Re: [xep-support] Rendering Unicode combined diacritic characters

From: Jim Skelton (jimskelton@yahoo.com)
Date: Thu May 20 2004 - 11:32:59 PDT

  • Next message: James Drayton: "[xep-support] Adobe SVGs"

    Hi Nikolai,

    Thanks for letting me know about this limitation in
    XEP.

    I'm not an expert on Unicode character rendering, but
    I understand that the Unicode specification allows for
    combining diacritics and leaves it up to the
    application to render it acceptably. Microsoft's
    proprietary Uniscribe has gone a long way in
    accomplishing this (I'm not sure how they render the
    acute barred i, but it looks OK).

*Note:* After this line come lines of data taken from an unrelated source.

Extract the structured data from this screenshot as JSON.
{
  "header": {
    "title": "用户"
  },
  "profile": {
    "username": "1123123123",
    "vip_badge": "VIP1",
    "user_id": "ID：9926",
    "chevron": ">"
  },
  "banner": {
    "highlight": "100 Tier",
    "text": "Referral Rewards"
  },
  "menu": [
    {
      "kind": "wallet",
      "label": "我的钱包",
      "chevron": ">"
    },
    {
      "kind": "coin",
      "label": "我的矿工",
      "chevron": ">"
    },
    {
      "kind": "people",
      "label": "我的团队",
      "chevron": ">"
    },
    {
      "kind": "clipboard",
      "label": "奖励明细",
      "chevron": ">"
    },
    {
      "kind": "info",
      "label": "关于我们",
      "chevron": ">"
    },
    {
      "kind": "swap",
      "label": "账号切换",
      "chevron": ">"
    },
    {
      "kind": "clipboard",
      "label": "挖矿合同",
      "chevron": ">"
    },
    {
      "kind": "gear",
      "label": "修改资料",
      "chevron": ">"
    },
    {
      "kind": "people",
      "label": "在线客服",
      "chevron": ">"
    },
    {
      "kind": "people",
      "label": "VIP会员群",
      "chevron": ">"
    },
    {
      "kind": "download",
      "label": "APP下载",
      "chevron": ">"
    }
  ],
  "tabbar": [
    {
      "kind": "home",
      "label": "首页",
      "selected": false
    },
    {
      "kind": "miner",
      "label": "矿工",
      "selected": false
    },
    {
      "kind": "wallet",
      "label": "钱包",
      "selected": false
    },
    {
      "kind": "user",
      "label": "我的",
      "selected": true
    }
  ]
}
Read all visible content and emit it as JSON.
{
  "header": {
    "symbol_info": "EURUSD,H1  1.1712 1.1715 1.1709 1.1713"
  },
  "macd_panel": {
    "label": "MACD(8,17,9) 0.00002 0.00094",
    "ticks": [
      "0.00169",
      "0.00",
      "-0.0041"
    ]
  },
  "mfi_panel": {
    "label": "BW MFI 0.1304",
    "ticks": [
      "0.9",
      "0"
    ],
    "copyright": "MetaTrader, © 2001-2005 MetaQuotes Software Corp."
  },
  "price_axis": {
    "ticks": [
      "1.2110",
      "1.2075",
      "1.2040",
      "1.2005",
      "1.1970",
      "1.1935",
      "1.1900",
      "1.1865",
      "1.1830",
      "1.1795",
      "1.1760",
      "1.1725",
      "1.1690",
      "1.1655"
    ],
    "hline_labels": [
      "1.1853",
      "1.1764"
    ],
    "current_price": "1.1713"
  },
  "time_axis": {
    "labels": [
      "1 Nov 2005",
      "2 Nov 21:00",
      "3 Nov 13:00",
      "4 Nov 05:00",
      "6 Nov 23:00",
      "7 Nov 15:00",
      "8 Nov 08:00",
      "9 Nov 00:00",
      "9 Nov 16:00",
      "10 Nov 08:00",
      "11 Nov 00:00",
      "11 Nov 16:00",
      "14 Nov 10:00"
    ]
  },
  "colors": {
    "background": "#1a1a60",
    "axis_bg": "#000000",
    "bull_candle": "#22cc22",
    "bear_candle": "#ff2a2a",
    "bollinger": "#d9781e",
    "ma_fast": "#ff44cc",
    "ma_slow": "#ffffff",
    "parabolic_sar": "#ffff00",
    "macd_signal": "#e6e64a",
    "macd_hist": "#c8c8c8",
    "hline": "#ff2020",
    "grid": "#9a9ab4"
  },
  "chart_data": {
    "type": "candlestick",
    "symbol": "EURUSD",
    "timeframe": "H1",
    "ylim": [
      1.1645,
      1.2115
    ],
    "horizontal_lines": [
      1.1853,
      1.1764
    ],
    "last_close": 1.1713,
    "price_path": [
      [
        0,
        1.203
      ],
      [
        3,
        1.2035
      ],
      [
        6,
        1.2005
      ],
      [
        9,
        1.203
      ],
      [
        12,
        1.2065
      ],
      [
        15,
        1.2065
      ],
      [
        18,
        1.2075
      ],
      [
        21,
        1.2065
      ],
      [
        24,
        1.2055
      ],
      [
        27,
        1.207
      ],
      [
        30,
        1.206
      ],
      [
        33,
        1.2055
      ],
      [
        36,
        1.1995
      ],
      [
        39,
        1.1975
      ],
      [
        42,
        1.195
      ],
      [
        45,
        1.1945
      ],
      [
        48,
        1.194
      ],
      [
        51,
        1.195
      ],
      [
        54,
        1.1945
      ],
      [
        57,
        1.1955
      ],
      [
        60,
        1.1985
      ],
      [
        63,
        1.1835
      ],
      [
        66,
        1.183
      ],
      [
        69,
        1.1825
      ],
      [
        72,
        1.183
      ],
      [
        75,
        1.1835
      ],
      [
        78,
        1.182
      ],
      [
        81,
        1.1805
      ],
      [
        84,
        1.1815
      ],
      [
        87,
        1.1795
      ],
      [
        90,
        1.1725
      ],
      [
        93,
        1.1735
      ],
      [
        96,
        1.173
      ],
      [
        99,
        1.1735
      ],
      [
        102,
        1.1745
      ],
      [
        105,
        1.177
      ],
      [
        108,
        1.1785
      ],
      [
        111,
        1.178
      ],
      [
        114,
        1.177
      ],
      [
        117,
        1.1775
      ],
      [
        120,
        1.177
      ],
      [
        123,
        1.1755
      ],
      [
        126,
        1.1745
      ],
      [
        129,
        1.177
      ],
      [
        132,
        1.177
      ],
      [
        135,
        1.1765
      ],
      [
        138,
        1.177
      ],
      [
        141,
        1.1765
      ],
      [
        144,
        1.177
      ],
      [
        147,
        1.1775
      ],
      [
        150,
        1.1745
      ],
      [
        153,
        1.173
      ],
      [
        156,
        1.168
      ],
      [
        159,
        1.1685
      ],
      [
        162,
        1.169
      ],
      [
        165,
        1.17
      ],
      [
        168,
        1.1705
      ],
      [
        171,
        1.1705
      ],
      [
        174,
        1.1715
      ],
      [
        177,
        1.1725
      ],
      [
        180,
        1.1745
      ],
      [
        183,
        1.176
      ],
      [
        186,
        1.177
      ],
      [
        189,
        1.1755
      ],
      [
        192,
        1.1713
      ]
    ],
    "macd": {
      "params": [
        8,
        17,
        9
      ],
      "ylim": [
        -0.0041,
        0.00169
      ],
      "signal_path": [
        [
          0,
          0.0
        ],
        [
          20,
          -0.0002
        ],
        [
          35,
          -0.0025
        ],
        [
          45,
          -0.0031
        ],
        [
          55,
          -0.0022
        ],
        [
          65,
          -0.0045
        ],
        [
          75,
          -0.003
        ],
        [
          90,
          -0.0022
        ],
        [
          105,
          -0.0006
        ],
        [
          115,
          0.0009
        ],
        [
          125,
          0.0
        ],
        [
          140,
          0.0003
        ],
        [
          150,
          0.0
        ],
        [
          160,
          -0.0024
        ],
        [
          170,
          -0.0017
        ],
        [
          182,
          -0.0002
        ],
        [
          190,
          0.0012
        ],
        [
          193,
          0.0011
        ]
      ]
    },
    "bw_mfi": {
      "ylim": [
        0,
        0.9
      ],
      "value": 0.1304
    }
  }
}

I'm sure it wasn't
    easy.

    You may want to take a look at SIL's Graphite at
    http://sourceforge.net/projects/silgraphite which is a
    system that enables rendering of non roman and other
    complex scripts. I'm not sure how portable it is, or
    whether they have any java libraries available. It is
    also able to render the below characters fine.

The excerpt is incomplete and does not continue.